Science & Tech
Scientists Will Soon Have Real-Time Video of a Black Hole Devouring Stars
It makes you wonder about the limits of science and what will be possible in the coming decades and centuries.
(TMU) — Barely half a year ago, astrophysicists made history by unveiling the first ever photograph of a black hole—or, more correctly, the accretion disk of hot, luminous matter around a black hole.
The international team behind this historic work used a global, “virtual” network of telescopes known as the Event Horizon Telescope (EHT). And their photography is about to turn into cinema, as the group has announced plans to capture the first real-time video footage of a black hole devouring matter.
For the group’s new project, the next-generation EHT (ngEHT), 11 new telescopes will be added to the network by 2020, allowing scientists to observe the environment surrounding the black hole. They hope to get 10 times more data from their research.
EGT leader Shep Doeleman said in an interview:
“We can see the black hole evolve in real time. Then we can understand how it launches these jets that come from its north and south poles. We can see how it evolves with the galaxy. We can even test Einstein’s gravity in completely different ways, by looking at the orbits of matter—not light, but matter—around the black hole.”
The size of the target matters. In the case of M87—the distant galaxy whose supermassive black hole was the star of the recent photograph—the accretion disk is bigger than our entire solar system.

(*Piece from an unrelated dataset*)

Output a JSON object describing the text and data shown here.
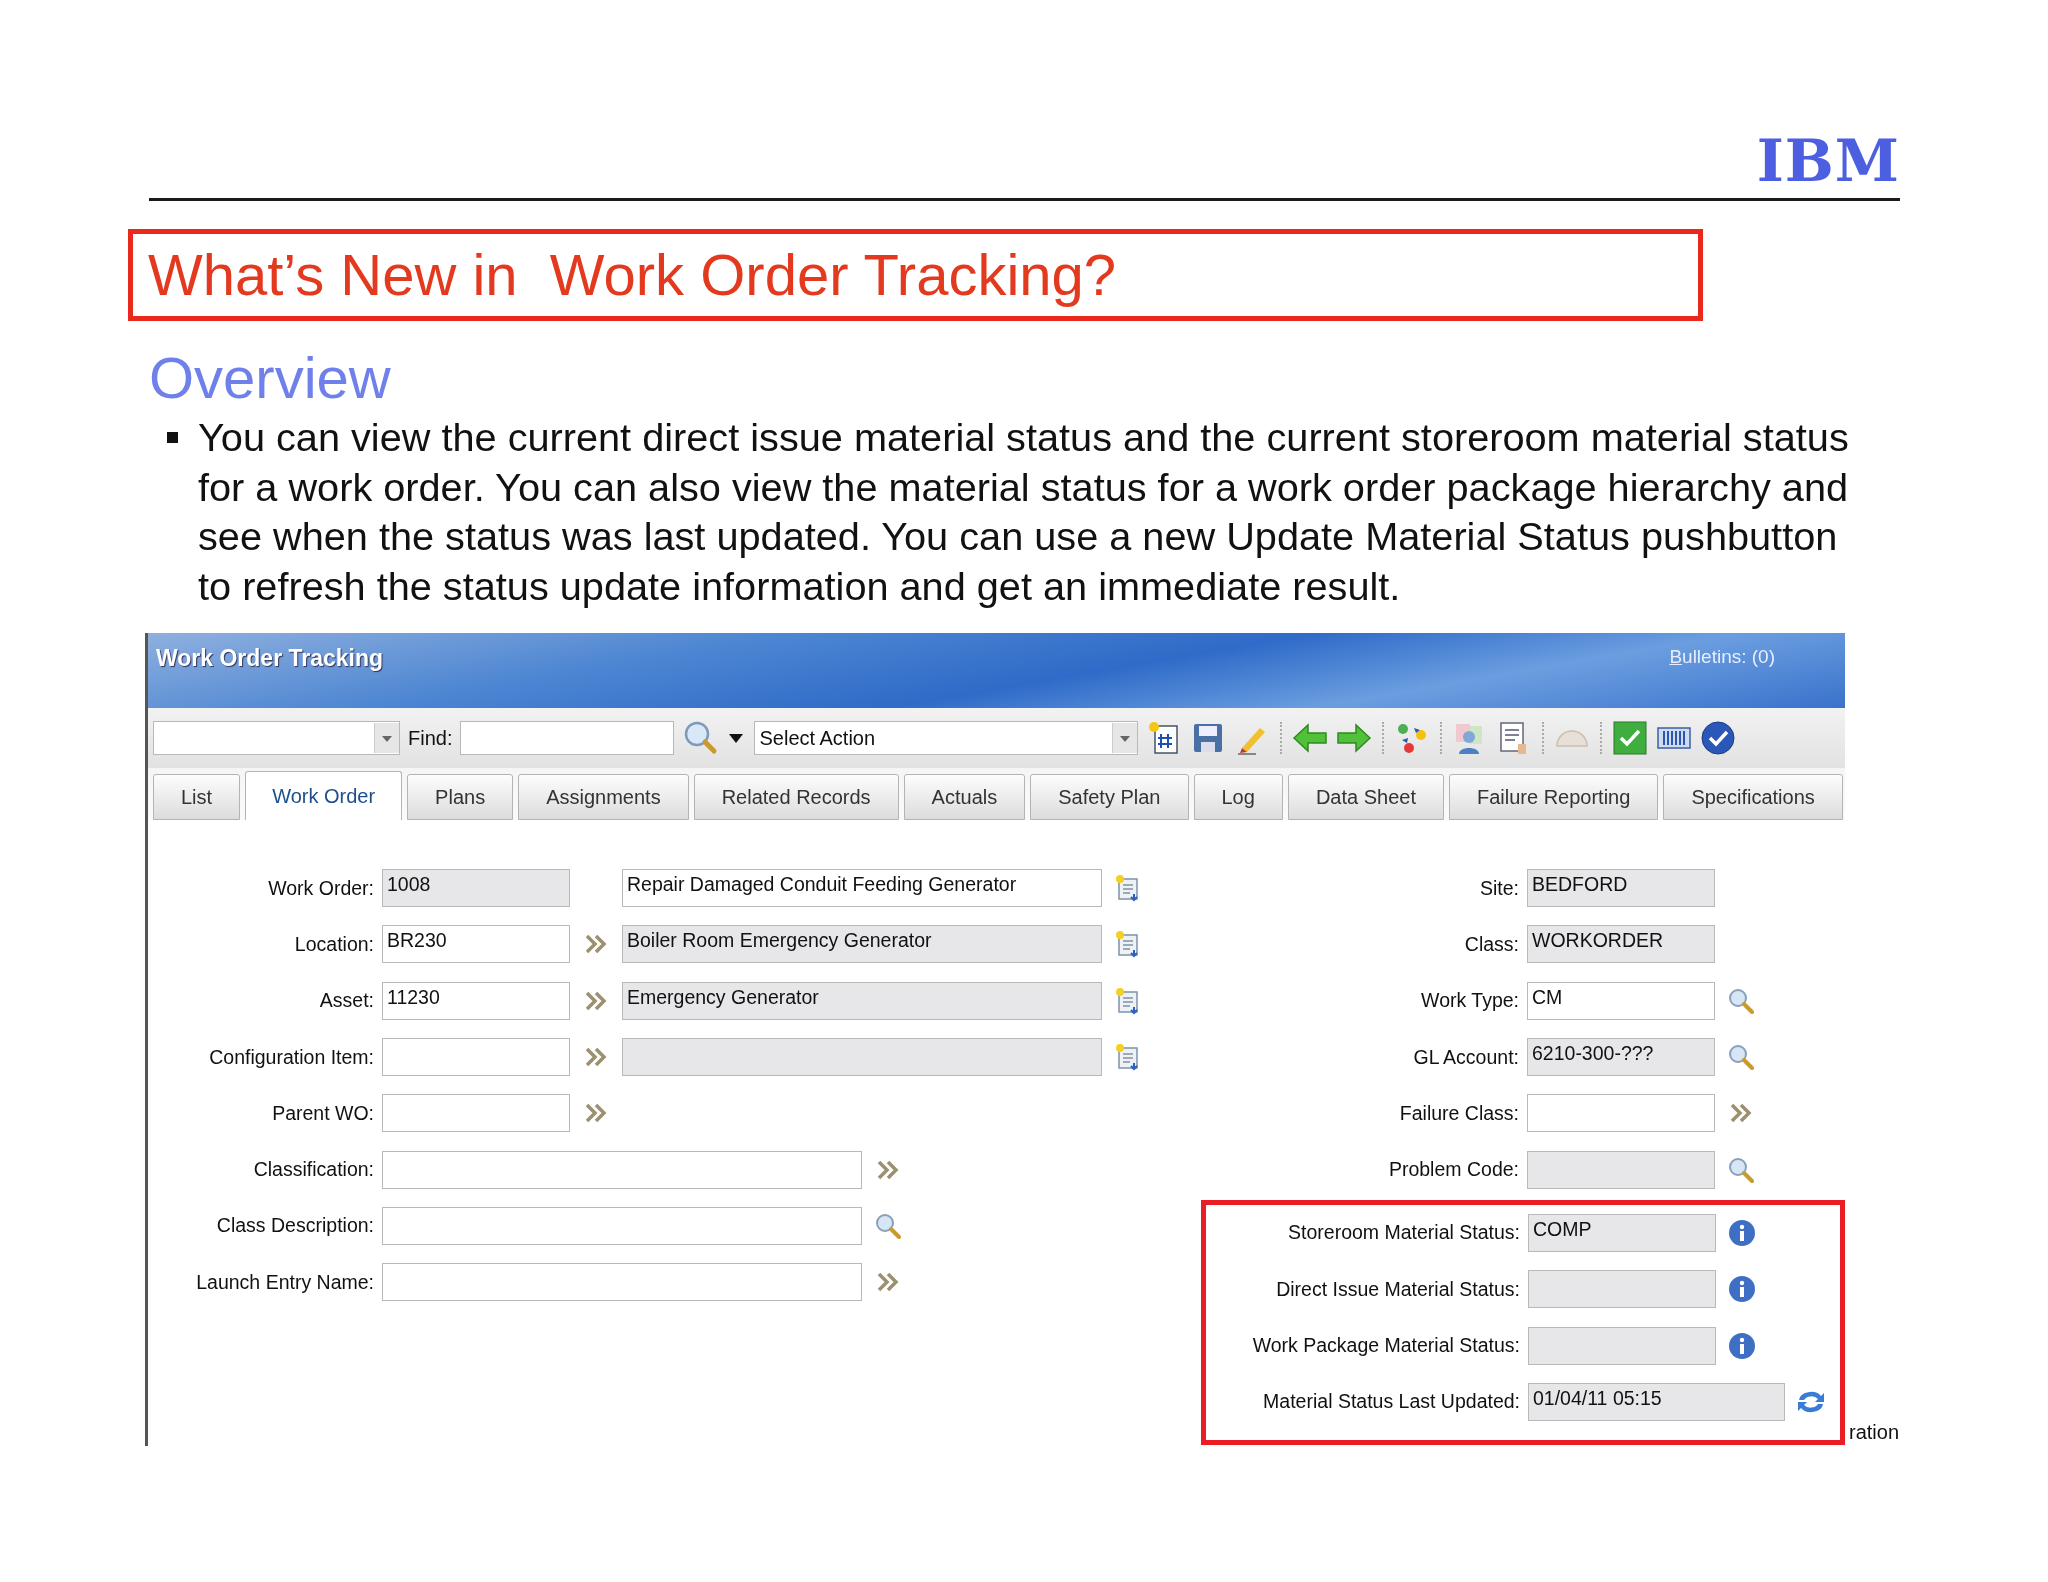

In addition to how difficult it is to capture the light of an object from which no light can escape, M87’s mass equals 6.5 billion suns, making the orbits of matter around it rare and hence confounding attempts to capture time-lapse data.
The black hole (Sagittarius A*) at the center of our galaxy, on the other hand, equals only 4 million suns—small by comparison. This means that scientists can capture matter making several orbits in the course of a couple of months, allowing them to create a video that will show, for the first time, the rate at which that matter is devoured by a supermassive black hole.
“[Sgr A*] is very active, and during the course of one night of observing, you may see eight or nine orbits of material around that black hole,” said Doeleman, whose dream is to display hours of footage of our galaxy’s black hole feasting on stars and cosmic debris.
It makes you wonder about the limits of science and what will be possible in the coming decades and centuries. It is currently unfathomable for us to imagine a nano-camera traveling into the event horizon of a black hole and reporting back data. But so too was the thought of ever photographing a black hole to begin with.
How close will the human mind get to the most destructive power in the universe? Only time will tell.